The Jedox platform addresses these concerns by building every AI capability with security and privacy as top of mind. Data is protected from other customers, LLMs, and any third-party services, and is not used to improve LLM models like OpenAI.

Pitfall 4.

Mismanaging the transition for employees

If finance leaders introduce AI capabilities without adoption expectations and a surrounding message to employees about the positive results for their jobs, it can lead to rigid responses from employees, and ultimately, project failure. The new capabilities should be showcased and explained to FP&A teams and an adoption plan rolled out, all while reminding teams that these new capabilities will make their jobs less cumbersome and more enjoyable. They won’t have to deal with arduous data preparation tasks anymore but rather be able to use their expertise for delivering valuable strategic insights for their organization.

Rather than reducing the potential of FP&A teams, AI will actually increase it. In proof of this, Gartner predicts that while, “90% of finance functions will deploy at least one AI-enabled technology solution . . . fewer than 10% will see headcount reductions as a result.”

Pitfall 5.

Unexpected costs

AI projects come with price tags, whether the organization chooses to develop in house, purchase tokens, or invest in a SaaS product. These costs can balloon unexpectedly, especially with a trending technology like AI. When searching for any FP&A AI tool, finance leaders should consider vendor track record.

  • How long has the vendor been in business?
  • How long has AI been a part of their product?
  • Is the AI proven to work for other customers?

A history of success will help separate empty promise from proven performance and protect the organization from unexpected costs.

Pitfall 6.

Too technically complex

Usability is crucial for successful adoption: The FP&A AI tool the organization invests in shouldn’t be so complex that the finance team users can’t do anything without consulting IT. They should be equipped to use the tool for the desired use case on their own.

A caveat: While the AI tool should be accessible to non-technical users in finance, finance leaders should ensure there is always someone who truly understands the data itself from a technical and business perspective working on the project.

The Jedox AI engine provides pre-built algorithms based on industry standard AI libraries so that finance teams have a direct solution pathway to information and insights they couldn’t get before. In addition, our wizard-based approach enables finance teams to eventually self-serve. They can run and deploy their own models without having to enlist IT or a consultant’s help.

Take the path to more trust, credibility, and leadership for finance teams

In the next few years, AI in FP&A will be a major force in helping transform finance teams from reactive to strategic, from bookkeeping to business partnering.
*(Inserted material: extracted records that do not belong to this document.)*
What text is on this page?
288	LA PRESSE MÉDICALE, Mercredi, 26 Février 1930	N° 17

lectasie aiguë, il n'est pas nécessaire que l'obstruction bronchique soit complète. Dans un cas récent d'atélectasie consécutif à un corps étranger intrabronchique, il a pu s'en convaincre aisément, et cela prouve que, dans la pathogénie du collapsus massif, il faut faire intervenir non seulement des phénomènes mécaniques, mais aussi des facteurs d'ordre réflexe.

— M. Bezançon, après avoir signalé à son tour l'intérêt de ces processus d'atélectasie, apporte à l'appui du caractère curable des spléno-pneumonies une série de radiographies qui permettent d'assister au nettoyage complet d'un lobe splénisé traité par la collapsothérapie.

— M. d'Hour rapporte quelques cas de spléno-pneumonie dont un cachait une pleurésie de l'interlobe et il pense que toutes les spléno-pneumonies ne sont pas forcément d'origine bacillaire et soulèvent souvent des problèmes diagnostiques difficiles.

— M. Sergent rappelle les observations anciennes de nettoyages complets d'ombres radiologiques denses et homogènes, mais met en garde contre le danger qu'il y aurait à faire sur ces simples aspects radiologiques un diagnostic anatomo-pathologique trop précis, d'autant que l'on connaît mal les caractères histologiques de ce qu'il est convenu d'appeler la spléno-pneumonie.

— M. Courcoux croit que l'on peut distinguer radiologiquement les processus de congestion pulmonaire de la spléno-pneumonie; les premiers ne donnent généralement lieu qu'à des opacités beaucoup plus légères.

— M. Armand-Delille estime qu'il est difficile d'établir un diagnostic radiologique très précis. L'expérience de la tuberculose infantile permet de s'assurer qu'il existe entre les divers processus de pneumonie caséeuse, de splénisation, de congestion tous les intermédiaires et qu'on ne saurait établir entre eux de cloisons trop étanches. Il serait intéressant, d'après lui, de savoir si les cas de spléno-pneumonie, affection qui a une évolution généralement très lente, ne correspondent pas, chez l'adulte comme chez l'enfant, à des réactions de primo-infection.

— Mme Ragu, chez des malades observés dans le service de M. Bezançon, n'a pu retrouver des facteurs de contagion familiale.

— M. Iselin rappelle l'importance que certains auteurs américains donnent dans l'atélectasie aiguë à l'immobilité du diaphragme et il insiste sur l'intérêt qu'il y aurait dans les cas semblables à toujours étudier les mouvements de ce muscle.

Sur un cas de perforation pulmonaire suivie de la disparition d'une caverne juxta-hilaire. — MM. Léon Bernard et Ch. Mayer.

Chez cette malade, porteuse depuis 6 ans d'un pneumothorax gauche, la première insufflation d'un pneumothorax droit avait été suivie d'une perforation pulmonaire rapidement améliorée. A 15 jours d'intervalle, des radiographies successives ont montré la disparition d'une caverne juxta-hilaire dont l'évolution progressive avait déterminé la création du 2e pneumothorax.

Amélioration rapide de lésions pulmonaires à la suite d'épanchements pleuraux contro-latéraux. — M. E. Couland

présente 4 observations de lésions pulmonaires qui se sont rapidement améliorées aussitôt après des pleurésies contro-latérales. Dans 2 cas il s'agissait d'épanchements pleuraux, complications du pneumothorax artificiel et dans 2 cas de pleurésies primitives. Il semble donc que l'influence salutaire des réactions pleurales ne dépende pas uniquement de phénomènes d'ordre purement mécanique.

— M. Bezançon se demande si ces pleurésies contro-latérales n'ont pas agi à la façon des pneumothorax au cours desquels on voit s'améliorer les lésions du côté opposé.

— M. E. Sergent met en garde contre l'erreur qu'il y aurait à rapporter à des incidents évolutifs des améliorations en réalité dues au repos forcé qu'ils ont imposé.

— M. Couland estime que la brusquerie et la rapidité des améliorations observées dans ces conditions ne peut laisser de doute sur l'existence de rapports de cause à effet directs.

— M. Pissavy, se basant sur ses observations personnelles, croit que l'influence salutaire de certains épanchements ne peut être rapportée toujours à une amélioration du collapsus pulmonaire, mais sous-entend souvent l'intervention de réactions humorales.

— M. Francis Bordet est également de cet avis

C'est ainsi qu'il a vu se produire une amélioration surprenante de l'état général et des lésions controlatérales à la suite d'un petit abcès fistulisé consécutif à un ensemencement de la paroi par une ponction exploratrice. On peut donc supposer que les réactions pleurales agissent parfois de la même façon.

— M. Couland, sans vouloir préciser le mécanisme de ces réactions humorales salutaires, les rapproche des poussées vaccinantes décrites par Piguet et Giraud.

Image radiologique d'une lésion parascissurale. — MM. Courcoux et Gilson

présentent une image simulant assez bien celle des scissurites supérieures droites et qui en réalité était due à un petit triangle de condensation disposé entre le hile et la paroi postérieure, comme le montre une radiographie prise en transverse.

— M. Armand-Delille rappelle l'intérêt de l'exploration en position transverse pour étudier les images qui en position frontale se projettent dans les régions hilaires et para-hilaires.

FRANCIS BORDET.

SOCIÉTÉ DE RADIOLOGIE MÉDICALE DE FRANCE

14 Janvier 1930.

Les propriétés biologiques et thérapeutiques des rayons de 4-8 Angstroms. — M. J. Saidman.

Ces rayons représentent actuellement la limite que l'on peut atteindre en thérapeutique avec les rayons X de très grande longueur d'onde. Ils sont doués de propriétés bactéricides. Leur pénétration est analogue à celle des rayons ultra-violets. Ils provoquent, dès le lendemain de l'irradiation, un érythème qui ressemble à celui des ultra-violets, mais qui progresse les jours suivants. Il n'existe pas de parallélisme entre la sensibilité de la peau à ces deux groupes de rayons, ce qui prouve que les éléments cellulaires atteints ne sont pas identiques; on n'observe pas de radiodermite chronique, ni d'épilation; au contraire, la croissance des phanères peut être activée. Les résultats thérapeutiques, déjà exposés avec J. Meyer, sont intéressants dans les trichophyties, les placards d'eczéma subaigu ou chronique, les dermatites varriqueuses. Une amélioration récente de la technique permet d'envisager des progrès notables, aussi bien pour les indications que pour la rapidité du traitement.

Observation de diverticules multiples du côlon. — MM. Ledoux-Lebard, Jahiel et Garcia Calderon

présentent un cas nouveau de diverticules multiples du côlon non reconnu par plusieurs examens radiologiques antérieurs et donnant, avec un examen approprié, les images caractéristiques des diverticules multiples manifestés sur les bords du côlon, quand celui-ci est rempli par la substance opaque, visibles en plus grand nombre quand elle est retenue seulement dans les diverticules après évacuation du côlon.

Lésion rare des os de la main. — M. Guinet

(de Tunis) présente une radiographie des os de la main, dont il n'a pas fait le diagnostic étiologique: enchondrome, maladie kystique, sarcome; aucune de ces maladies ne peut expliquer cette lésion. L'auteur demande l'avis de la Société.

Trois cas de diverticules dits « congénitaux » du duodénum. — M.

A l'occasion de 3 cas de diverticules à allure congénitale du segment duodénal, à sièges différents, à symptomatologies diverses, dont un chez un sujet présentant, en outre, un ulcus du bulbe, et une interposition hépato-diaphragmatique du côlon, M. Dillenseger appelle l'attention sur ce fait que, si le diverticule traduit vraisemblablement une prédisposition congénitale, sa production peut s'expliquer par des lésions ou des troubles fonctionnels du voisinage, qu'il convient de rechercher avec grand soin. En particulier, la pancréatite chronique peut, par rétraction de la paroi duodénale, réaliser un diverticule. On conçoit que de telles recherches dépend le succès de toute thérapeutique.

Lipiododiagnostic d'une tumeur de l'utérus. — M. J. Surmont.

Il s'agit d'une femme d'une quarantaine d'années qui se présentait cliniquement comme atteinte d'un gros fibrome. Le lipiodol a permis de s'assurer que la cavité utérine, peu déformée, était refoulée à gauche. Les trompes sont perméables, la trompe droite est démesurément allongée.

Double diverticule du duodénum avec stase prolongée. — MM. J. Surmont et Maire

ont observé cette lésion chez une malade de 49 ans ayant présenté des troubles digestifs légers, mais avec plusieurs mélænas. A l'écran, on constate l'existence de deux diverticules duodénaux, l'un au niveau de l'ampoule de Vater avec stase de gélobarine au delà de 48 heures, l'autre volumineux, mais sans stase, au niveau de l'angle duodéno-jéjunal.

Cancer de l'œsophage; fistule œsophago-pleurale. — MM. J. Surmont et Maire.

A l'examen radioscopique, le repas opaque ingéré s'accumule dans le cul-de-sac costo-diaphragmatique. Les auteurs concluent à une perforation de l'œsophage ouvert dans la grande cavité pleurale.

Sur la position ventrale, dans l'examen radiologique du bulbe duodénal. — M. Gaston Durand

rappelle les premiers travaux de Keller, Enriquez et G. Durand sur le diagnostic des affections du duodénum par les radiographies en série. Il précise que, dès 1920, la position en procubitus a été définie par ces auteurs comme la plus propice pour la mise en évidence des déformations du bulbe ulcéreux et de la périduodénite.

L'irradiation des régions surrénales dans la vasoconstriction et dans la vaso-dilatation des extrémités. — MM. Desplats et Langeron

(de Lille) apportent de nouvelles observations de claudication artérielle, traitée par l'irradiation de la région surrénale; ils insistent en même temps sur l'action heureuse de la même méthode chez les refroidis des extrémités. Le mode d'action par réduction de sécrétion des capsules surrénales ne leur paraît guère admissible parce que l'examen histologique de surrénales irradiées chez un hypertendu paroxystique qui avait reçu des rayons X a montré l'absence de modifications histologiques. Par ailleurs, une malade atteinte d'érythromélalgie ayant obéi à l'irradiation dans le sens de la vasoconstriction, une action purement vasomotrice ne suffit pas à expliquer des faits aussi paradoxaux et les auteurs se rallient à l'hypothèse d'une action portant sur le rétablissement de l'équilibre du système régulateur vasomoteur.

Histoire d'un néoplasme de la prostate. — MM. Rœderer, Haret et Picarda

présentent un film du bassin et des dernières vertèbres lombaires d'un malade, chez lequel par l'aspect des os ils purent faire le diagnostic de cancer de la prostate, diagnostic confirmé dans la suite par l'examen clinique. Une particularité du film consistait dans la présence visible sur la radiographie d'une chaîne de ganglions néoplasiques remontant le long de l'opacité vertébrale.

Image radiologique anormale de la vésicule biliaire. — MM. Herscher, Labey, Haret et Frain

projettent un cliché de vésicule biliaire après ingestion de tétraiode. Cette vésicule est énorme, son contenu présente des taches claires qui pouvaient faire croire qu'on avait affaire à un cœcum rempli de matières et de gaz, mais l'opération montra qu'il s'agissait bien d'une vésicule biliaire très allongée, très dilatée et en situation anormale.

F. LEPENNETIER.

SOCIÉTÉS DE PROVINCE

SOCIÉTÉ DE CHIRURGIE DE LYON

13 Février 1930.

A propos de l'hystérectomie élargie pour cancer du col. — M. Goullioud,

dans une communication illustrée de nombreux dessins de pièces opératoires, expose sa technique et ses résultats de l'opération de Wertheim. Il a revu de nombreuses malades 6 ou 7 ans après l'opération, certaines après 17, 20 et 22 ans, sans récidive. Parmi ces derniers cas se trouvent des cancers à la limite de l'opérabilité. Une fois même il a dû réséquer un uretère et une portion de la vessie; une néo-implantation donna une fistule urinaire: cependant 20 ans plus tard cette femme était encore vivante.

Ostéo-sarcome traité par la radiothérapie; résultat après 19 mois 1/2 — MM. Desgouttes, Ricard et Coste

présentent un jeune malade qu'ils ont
Thanks to AI, we may even see the earlier statistic from Accenture turned on its head — perhaps FP&A teams will finally be able to spend 85% of their time on generating insights instead of on tactical and labor-intensive data preparation tasks. Unlike any other department, finance and their FP&A teams are uniquely positioned to deliver actionable insights that enable leadership to make decisions with confidence and that move the organization forward. Rather than waiting to see others lead the way, start investigating how you could use AI to accelerate your performance today.